Further, I am excited about the opportunity that India has to leapfrog the western world in terms of digital technology. Roughly, half of India´s population is around the age of 25; most have smart phones. Digital literacy in this country has huge potential to actually change the fundamental operating system of cities. India is almost the greatest share economy on the planet; the only thing is that it is not digitised, mapped out and connected through smart technology.
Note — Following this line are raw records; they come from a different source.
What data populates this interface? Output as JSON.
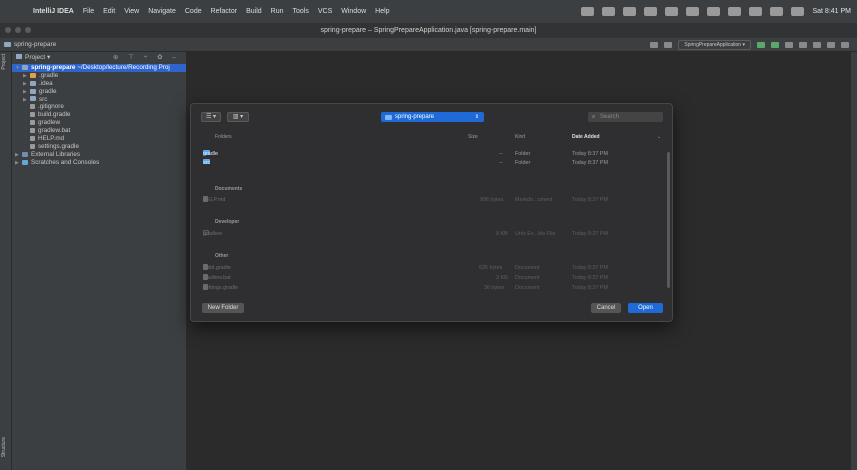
{
  "menubar": {
    "apple": "",
    "app_name": "IntelliJ IDEA",
    "items": [
      "File",
      "Edit",
      "View",
      "Navigate",
      "Code",
      "Refactor",
      "Build",
      "Run",
      "Tools",
      "VCS",
      "Window",
      "Help"
    ],
    "clock": "Sat 8:41 PM"
  },
  "window": {
    "title": "spring-prepare – SpringPrepareApplication.java [spring-prepare.main]"
  },
  "navbar": {
    "project_crumb": "spring-prepare",
    "run_config": "SpringPrepareApplication ▾"
  },
  "left_strip": {
    "project_tab": "Project",
    "structure_tab": "Structure"
  },
  "project_panel": {
    "header": "Project ▾",
    "tools": "⊕ ⊤ ÷ ✿ –",
    "root": "spring-prepare",
    "root_path": "~/Desktop/lecture/Recording Proj",
    "items": [
      {
        "label": ".gradle",
        "icon": "folder-orange-icon",
        "expandable": true
      },
      {
        "label": ".idea",
        "icon": "folder-icon",
        "expandable": true
      },
      {
        "label": "gradle",
        "icon": "folder-icon",
        "expandable": true
      },
      {
        "label": "src",
        "icon": "folder-icon",
        "expandable": true
      },
      {
        "label": ".gitignore",
        "icon": "file-icon",
        "expandable": false
      },
      {
        "label": "build.gradle",
        "icon": "gradle-file-icon",
        "expandable": false
      },
      {
        "label": "gradlew",
        "icon": "file-icon",
        "expandable": false
      },
      {
        "label": "gradlew.bat",
        "icon": "file-icon",
        "expandable": false
      },
      {
        "label": "HELP.md",
        "icon": "markdown-file-icon",
        "expandable": false
      },
      {
        "label": "settings.gradle",
        "icon": "gradle-file-icon",
        "expandable": false
      }
    ],
    "external_libraries": "External Libraries",
    "scratches": "Scratches and Consoles"
  },
  "dialog": {
    "location": "spring-prepare",
    "search_placeholder": "Search",
    "columns": {
      "name": "Folders",
      "size": "Size",
      "kind": "Kind",
      "date": "Date Added"
    },
    "folders": [
      {
        "name": "gradle",
        "size": "--",
        "kind": "Folder",
        "date": "Today 8:37 PM"
      },
      {
        "name": "src",
        "size": "--",
        "kind": "Folder",
        "date": "Today 8:37 PM"
      }
    ],
    "sections": {
      "documents": {
        "title": "Documents",
        "items": [
          {
            "name": "HELP.md",
            "size": "996 bytes",
            "kind": "Markdo...ument",
            "date": "Today 8:37 PM"
          }
        ]
      },
      "developer": {
        "title": "Developer",
        "items": [
          {
            "name": "gradlew",
            "size": "8 KB",
            "kind": "Unix Ex...ble File",
            "date": "Today 8:37 PM"
          }
        ]
      },
      "other": {
        "title": "Other",
        "items": [
          {
            "name": "build.gradle",
            "size": "635 bytes",
            "kind": "Document",
            "date": "Today 8:37 PM"
          },
          {
            "name": "gradlew.bat",
            "size": "3 KB",
            "kind": "Document",
            "date": "Today 8:37 PM"
          },
          {
            "name": "settings.gradle",
            "size": "36 bytes",
            "kind": "Document",
            "date": "Today 8:37 PM"
          }
        ]
      }
    },
    "new_folder": "New Folder",
    "cancel": "Cancel",
    "open": "Open"
  }
}
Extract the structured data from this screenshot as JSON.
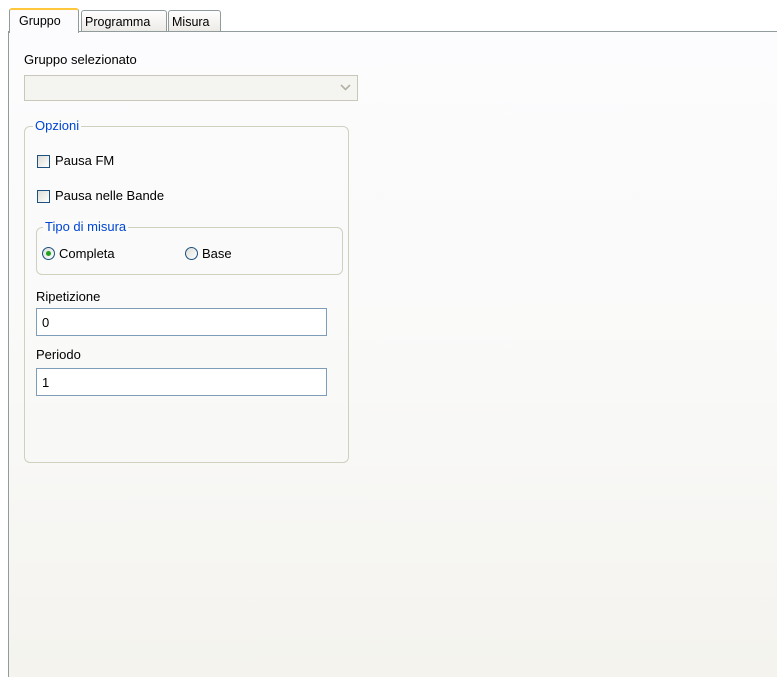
{
  "tabs": [
    {
      "label": "Gruppo",
      "active": true
    },
    {
      "label": "Programma",
      "active": false
    },
    {
      "label": "Misura",
      "active": false
    }
  ],
  "gruppo": {
    "selected_label": "Gruppo selezionato",
    "selected_value": "",
    "opzioni": {
      "title": "Opzioni",
      "pausa_fm": {
        "label": "Pausa FM",
        "checked": false
      },
      "pausa_bande": {
        "label": "Pausa nelle Bande",
        "checked": false
      },
      "tipo_misura": {
        "title": "Tipo di misura",
        "options": [
          {
            "label": "Completa",
            "selected": true
          },
          {
            "label": "Base",
            "selected": false
          }
        ]
      },
      "ripetizione": {
        "label": "Ripetizione",
        "value": "0"
      },
      "periodo": {
        "label": "Periodo",
        "value": "1"
      }
    }
  },
  "icons": {
    "combo_arrow": "chevron-down-icon"
  },
  "colors": {
    "group_title": "#0046d5",
    "active_tab_accent": "#ffc83c",
    "radio_dot": "#21a121",
    "control_border": "#1c5180",
    "textbox_border": "#7f9db9"
  }
}
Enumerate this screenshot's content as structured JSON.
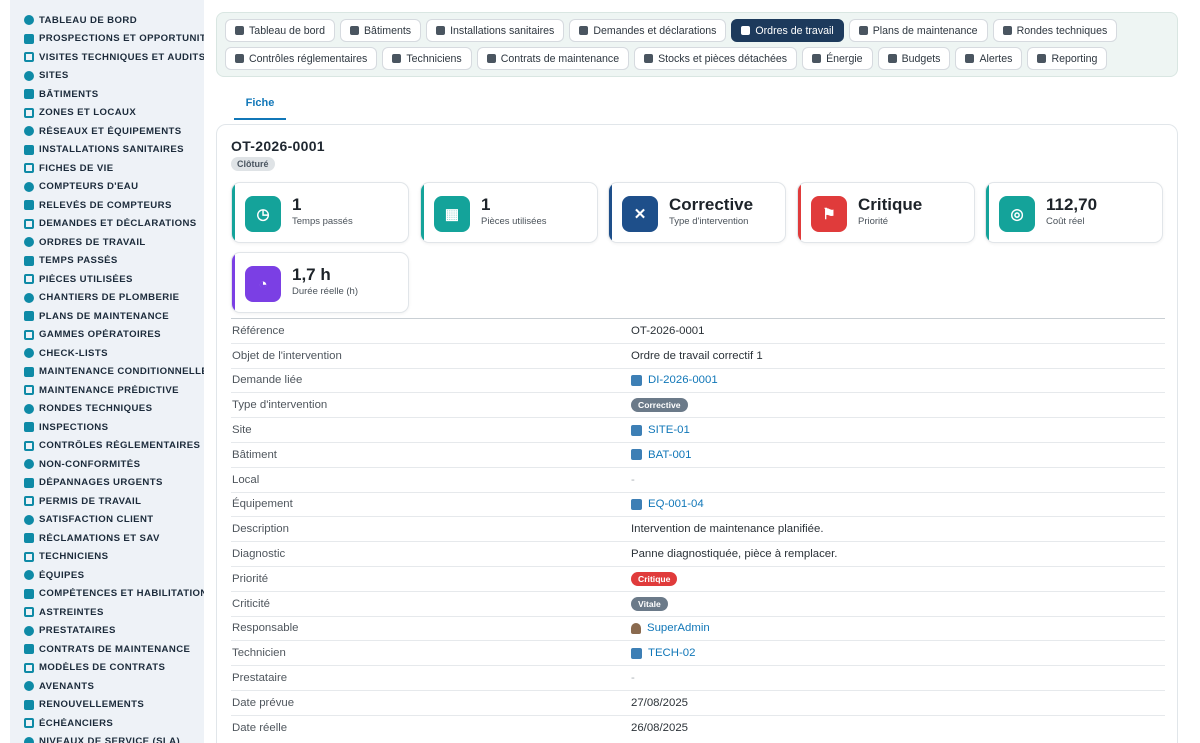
{
  "sidebar": {
    "items": [
      {
        "label": "Tableau de bord",
        "icon": "dashboard-icon"
      },
      {
        "label": "Prospections et opportunités",
        "icon": "target-icon"
      },
      {
        "label": "Visites techniques et audits",
        "icon": "visit-icon"
      },
      {
        "label": "Sites",
        "icon": "pin-icon"
      },
      {
        "label": "Bâtiments",
        "icon": "building-icon"
      },
      {
        "label": "Zones et locaux",
        "icon": "zone-icon"
      },
      {
        "label": "Réseaux et équipements",
        "icon": "network-icon"
      },
      {
        "label": "Installations sanitaires",
        "icon": "cogs-icon"
      },
      {
        "label": "Fiches de vie",
        "icon": "history-icon"
      },
      {
        "label": "Compteurs d'eau",
        "icon": "gauge-icon"
      },
      {
        "label": "Relevés de compteurs",
        "icon": "reading-icon"
      },
      {
        "label": "Demandes et déclarations",
        "icon": "question-icon"
      },
      {
        "label": "Ordres de travail",
        "icon": "clipboard-icon"
      },
      {
        "label": "Temps passés",
        "icon": "clock-icon"
      },
      {
        "label": "Pièces utilisées",
        "icon": "parts-icon"
      },
      {
        "label": "Chantiers de plomberie",
        "icon": "hammer-icon"
      },
      {
        "label": "Plans de maintenance",
        "icon": "calendar-icon"
      },
      {
        "label": "Gammes opératoires",
        "icon": "list-icon"
      },
      {
        "label": "Check-lists",
        "icon": "checklist-icon"
      },
      {
        "label": "Maintenance conditionnelle",
        "icon": "thermometer-icon"
      },
      {
        "label": "Maintenance prédictive",
        "icon": "chart-icon"
      },
      {
        "label": "Rondes techniques",
        "icon": "route-icon"
      },
      {
        "label": "Inspections",
        "icon": "search-icon"
      },
      {
        "label": "Contrôles réglementaires",
        "icon": "check-icon"
      },
      {
        "label": "Non-conformités",
        "icon": "alert-icon"
      },
      {
        "label": "Dépannages urgents",
        "icon": "warning-icon"
      },
      {
        "label": "Permis de travail",
        "icon": "permit-icon"
      },
      {
        "label": "Satisfaction client",
        "icon": "smile-icon"
      },
      {
        "label": "Réclamations et SAV",
        "icon": "chat-icon"
      },
      {
        "label": "Techniciens",
        "icon": "helmet-icon"
      },
      {
        "label": "Équipes",
        "icon": "users-icon"
      },
      {
        "label": "Compétences et habilitations",
        "icon": "award-icon"
      },
      {
        "label": "Astreintes",
        "icon": "phone-icon"
      },
      {
        "label": "Prestataires",
        "icon": "handshake-icon"
      },
      {
        "label": "Contrats de maintenance",
        "icon": "contract-icon"
      },
      {
        "label": "Modèles de contrats",
        "icon": "template-icon"
      },
      {
        "label": "Avenants",
        "icon": "edit-icon"
      },
      {
        "label": "Renouvellements",
        "icon": "refresh-icon"
      },
      {
        "label": "Échéanciers",
        "icon": "schedule-icon"
      },
      {
        "label": "Niveaux de service (SLA)",
        "icon": "sla-icon"
      }
    ]
  },
  "tabs": {
    "row1": [
      {
        "label": "Tableau de bord",
        "icon": "dashboard-icon",
        "active": false
      },
      {
        "label": "Bâtiments",
        "icon": "building-icon",
        "active": false
      },
      {
        "label": "Installations sanitaires",
        "icon": "cogs-icon",
        "active": false
      },
      {
        "label": "Demandes et déclarations",
        "icon": "question-icon",
        "active": false
      },
      {
        "label": "Ordres de travail",
        "icon": "clipboard-icon",
        "active": true
      },
      {
        "label": "Plans de maintenance",
        "icon": "calendar-icon",
        "active": false
      },
      {
        "label": "Rondes techniques",
        "icon": "route-icon",
        "active": false
      }
    ],
    "row2": [
      {
        "label": "Contrôles réglementaires",
        "icon": "check-icon",
        "active": false
      },
      {
        "label": "Techniciens",
        "icon": "helmet-icon",
        "active": false
      },
      {
        "label": "Contrats de maintenance",
        "icon": "contract-icon",
        "active": false
      },
      {
        "label": "Stocks et pièces détachées",
        "icon": "boxes-icon",
        "active": false
      },
      {
        "label": "Énergie",
        "icon": "bolt-icon",
        "active": false
      },
      {
        "label": "Budgets",
        "icon": "money-icon",
        "active": false
      },
      {
        "label": "Alertes",
        "icon": "bell-icon",
        "active": false
      },
      {
        "label": "Reporting",
        "icon": "pie-icon",
        "active": false
      }
    ]
  },
  "subtab": {
    "label": "Fiche"
  },
  "record": {
    "title": "OT-2026-0001",
    "status": "Clôturé"
  },
  "kpis": [
    {
      "value": "1",
      "label": "Temps passés",
      "color": "#14a39a",
      "icon": "clock-icon",
      "glyph": "◷"
    },
    {
      "value": "1",
      "label": "Pièces utilisées",
      "color": "#14a39a",
      "icon": "boxes-icon",
      "glyph": "▦"
    },
    {
      "value": "Corrective",
      "label": "Type d'intervention",
      "color": "#1e4f8a",
      "icon": "tools-icon",
      "glyph": "✕"
    },
    {
      "value": "Critique",
      "label": "Priorité",
      "color": "#e03b3b",
      "icon": "flag-icon",
      "glyph": "⚑"
    },
    {
      "value": "112,70",
      "label": "Coût réel",
      "color": "#14a39a",
      "icon": "coins-icon",
      "glyph": "◎"
    },
    {
      "value": "1,7 h",
      "label": "Durée réelle (h)",
      "color": "#7b3fe4",
      "icon": "stopwatch-icon",
      "glyph": "◔"
    }
  ],
  "details": [
    {
      "label": "Référence",
      "value": "OT-2026-0001",
      "type": "text"
    },
    {
      "label": "Objet de l'intervention",
      "value": "Ordre de travail correctif 1",
      "type": "text"
    },
    {
      "label": "Demande liée",
      "value": "DI-2026-0001",
      "type": "link"
    },
    {
      "label": "Type d'intervention",
      "value": "Corrective",
      "type": "pill",
      "color": "#6b7a89"
    },
    {
      "label": "Site",
      "value": "SITE-01",
      "type": "link"
    },
    {
      "label": "Bâtiment",
      "value": "BAT-001",
      "type": "link"
    },
    {
      "label": "Local",
      "value": "-",
      "type": "dash"
    },
    {
      "label": "Équipement",
      "value": "EQ-001-04",
      "type": "link"
    },
    {
      "label": "Description",
      "value": "Intervention de maintenance planifiée.",
      "type": "text"
    },
    {
      "label": "Diagnostic",
      "value": "Panne diagnostiquée, pièce à remplacer.",
      "type": "text"
    },
    {
      "label": "Priorité",
      "value": "Critique",
      "type": "pill",
      "color": "#e03b3b"
    },
    {
      "label": "Criticité",
      "value": "Vitale",
      "type": "pill",
      "color": "#6b7a89"
    },
    {
      "label": "Responsable",
      "value": "SuperAdmin",
      "type": "user"
    },
    {
      "label": "Technicien",
      "value": "TECH-02",
      "type": "link"
    },
    {
      "label": "Prestataire",
      "value": "-",
      "type": "dash"
    },
    {
      "label": "Date prévue",
      "value": "27/08/2025",
      "type": "text"
    },
    {
      "label": "Date réelle",
      "value": "26/08/2025",
      "type": "text"
    }
  ]
}
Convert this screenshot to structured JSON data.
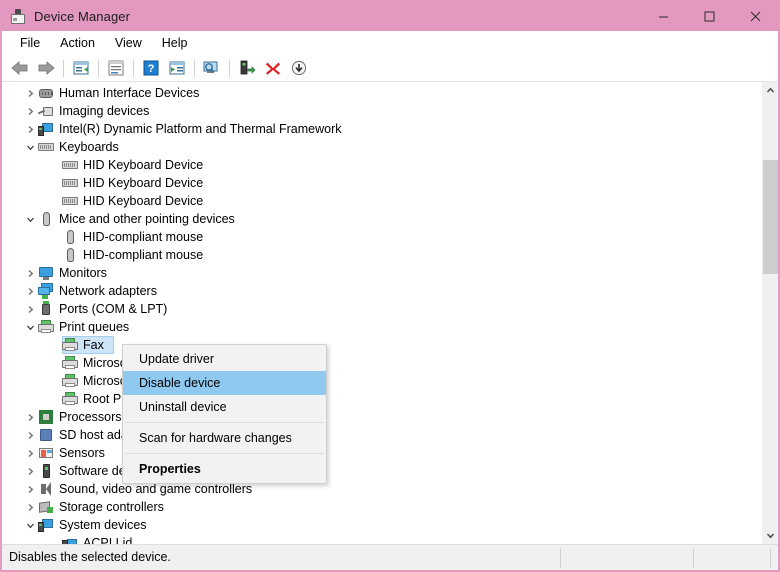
{
  "window": {
    "title": "Device Manager",
    "icon": "device-manager-icon",
    "titlebar_color": "#e298bf",
    "border_color": "#e49bc2",
    "controls": [
      {
        "name": "minimize",
        "glyph": "minimize-icon"
      },
      {
        "name": "maximize",
        "glyph": "maximize-icon"
      },
      {
        "name": "close",
        "glyph": "close-icon"
      }
    ]
  },
  "menubar": {
    "items": [
      {
        "label": "File"
      },
      {
        "label": "Action"
      },
      {
        "label": "View"
      },
      {
        "label": "Help"
      }
    ]
  },
  "toolbar": {
    "buttons": [
      {
        "name": "back-icon"
      },
      {
        "name": "forward-icon"
      },
      {
        "name": "separator"
      },
      {
        "name": "show-hide-console-tree-icon"
      },
      {
        "name": "separator"
      },
      {
        "name": "properties-icon"
      },
      {
        "name": "separator"
      },
      {
        "name": "help-icon"
      },
      {
        "name": "show-hide-action-pane-icon"
      },
      {
        "name": "separator"
      },
      {
        "name": "scan-for-hardware-changes-icon"
      },
      {
        "name": "separator"
      },
      {
        "name": "update-driver-icon"
      },
      {
        "name": "uninstall-device-icon"
      },
      {
        "name": "disable-device-icon"
      }
    ]
  },
  "tree": {
    "items": [
      {
        "label": "Human Interface Devices",
        "indent": 0,
        "twisty": "collapsed",
        "icon": "hid-icon"
      },
      {
        "label": "Imaging devices",
        "indent": 0,
        "twisty": "collapsed",
        "icon": "imaging-icon"
      },
      {
        "label": "Intel(R) Dynamic Platform and Thermal Framework",
        "indent": 0,
        "twisty": "collapsed",
        "icon": "system-device-icon"
      },
      {
        "label": "Keyboards",
        "indent": 0,
        "twisty": "expanded",
        "icon": "keyboard-icon"
      },
      {
        "label": "HID Keyboard Device",
        "indent": 1,
        "twisty": "none",
        "icon": "keyboard-icon"
      },
      {
        "label": "HID Keyboard Device",
        "indent": 1,
        "twisty": "none",
        "icon": "keyboard-icon"
      },
      {
        "label": "HID Keyboard Device",
        "indent": 1,
        "twisty": "none",
        "icon": "keyboard-icon"
      },
      {
        "label": "Mice and other pointing devices",
        "indent": 0,
        "twisty": "expanded",
        "icon": "mouse-icon"
      },
      {
        "label": "HID-compliant mouse",
        "indent": 1,
        "twisty": "none",
        "icon": "mouse-icon"
      },
      {
        "label": "HID-compliant mouse",
        "indent": 1,
        "twisty": "none",
        "icon": "mouse-icon"
      },
      {
        "label": "Monitors",
        "indent": 0,
        "twisty": "collapsed",
        "icon": "monitor-icon"
      },
      {
        "label": "Network adapters",
        "indent": 0,
        "twisty": "collapsed",
        "icon": "network-adapter-icon"
      },
      {
        "label": "Ports (COM & LPT)",
        "indent": 0,
        "twisty": "collapsed",
        "icon": "port-icon"
      },
      {
        "label": "Print queues",
        "indent": 0,
        "twisty": "expanded",
        "icon": "printer-icon"
      },
      {
        "label": "Fax",
        "indent": 1,
        "twisty": "none",
        "icon": "printer-icon",
        "selected": true
      },
      {
        "label": "Microsoft Print to PDF",
        "indent": 1,
        "twisty": "none",
        "icon": "printer-icon"
      },
      {
        "label": "Microsoft XPS Document Writer",
        "indent": 1,
        "twisty": "none",
        "icon": "printer-icon"
      },
      {
        "label": "Root Print Queue",
        "indent": 1,
        "twisty": "none",
        "icon": "printer-icon"
      },
      {
        "label": "Processors",
        "indent": 0,
        "twisty": "collapsed",
        "icon": "processor-icon"
      },
      {
        "label": "SD host adapters",
        "indent": 0,
        "twisty": "collapsed",
        "icon": "sd-host-icon"
      },
      {
        "label": "Sensors",
        "indent": 0,
        "twisty": "collapsed",
        "icon": "sensor-icon"
      },
      {
        "label": "Software devices",
        "indent": 0,
        "twisty": "collapsed",
        "icon": "software-device-icon"
      },
      {
        "label": "Sound, video and game controllers",
        "indent": 0,
        "twisty": "collapsed",
        "icon": "sound-icon"
      },
      {
        "label": "Storage controllers",
        "indent": 0,
        "twisty": "collapsed",
        "icon": "storage-controller-icon"
      },
      {
        "label": "System devices",
        "indent": 0,
        "twisty": "expanded",
        "icon": "system-device-icon"
      },
      {
        "label": "ACPI Lid",
        "indent": 1,
        "twisty": "none",
        "icon": "acpi-icon"
      }
    ]
  },
  "context_menu": {
    "highlight_color": "#8fc9f0",
    "items": [
      {
        "label": "Update driver",
        "state": "normal"
      },
      {
        "label": "Disable device",
        "state": "highlighted"
      },
      {
        "label": "Uninstall device",
        "state": "normal"
      },
      {
        "type": "separator"
      },
      {
        "label": "Scan for hardware changes",
        "state": "normal"
      },
      {
        "type": "separator"
      },
      {
        "label": "Properties",
        "state": "bold"
      }
    ]
  },
  "statusbar": {
    "text": "Disables the selected device."
  },
  "scrollbar": {
    "up_arrow": "chevron-up-icon",
    "down_arrow": "chevron-down-icon"
  }
}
India could be the first country to transform its young people´s aspiration to´not own´ a car. Every individual in India can save roughly $30,000 as per capita income in his lifetime by not having cars, and can invest that money in education, electricity, solar panels, battery storage, rainwater harvesting or other infrastructure. The country is positioned to potentially create the most dynamic, responsive, productive and sustainable cities of the 21st century by not repeating the mistakes of the past.
Can you quote some examples from Adelaide that can be replicated in the Indian scenario?
Adelaide is clearly recognised in terms of embracing place-making, which is actually physical, tangible realisation of transformation. It´s a process of experimenting on the streets of the city; it´s the people who want change. The problem with smart cities movement or master planning and strategic planning is philosophical; most of it is in documents, a lot of talk.
So, in Adelaide we actually engaged community in identifying the problems and then prioritising issues that needed to be taken up first. Place-making has an important role in contemporary urbanism; it is actually just experimenting physically on the streets. Thinking what could work, what not, before spending the money - that´s real planning.
We did some experiments like identifying whether people will enjoy the streets without cars or not, whether they will be comfortable with the change, thinking where mobile vendors would go to end chaos on the streets. Take the example of a metro station where you get difficulty getting a rickshaw or auto for the last mile connectivity to your destination and converting the metro station into a community focus with places where people can eat, enjoy space, make it a meeting point, etc. So the metro station actually becomes the hub where people spend time and meet and, hence, makes the place lively and creates a destination.
What should India do to get its smart cities´ agenda translated into action?
Unless we start talking, we won´t be able to start the process. So talking about what you are going to achieve within a time period is good. For the Indian scenario, identifying key issues should be priority, things that really matter for its citizens like water supply, sewerage system and sanitation. Every city would have a unique problem and solution. Once the problem gets pinned down, you have to look at finding the best suited solution. One important part of project planning is implementation, and implementing easily, cheaply and efficiently is the challenge. For example, to improve pedestrianisation, we put footpaths along all the local roads where there is more public movement. And for the construction of these footpaths, the implementing agency should hire a poor family (eg the homeless who live under the flyover or on streets) and give them a livelihood. So that would be a smart move where you are actually providing service to your citizens while simultaneously generating employment.
Can we have smart cities that are sustainable and liveable?
Sustainability has evolved. Twenty years ago, it was scaring people about changes, about global warming and climate change. It was about forcing change. Sustainability actually needs to provide solutions. It needs to help people to do things better. People need to understand that if one rides a bicycle, the air will be cleaner and they would be healthier, live longer and be more active. Sustainability needs to add to liveability rather than undermining liveability. So we need to look at the policies we have, the solutions we provide to ensure that sustainability and liveability go hand-in-hand as being cheaper, easier and making people´s life better and happier.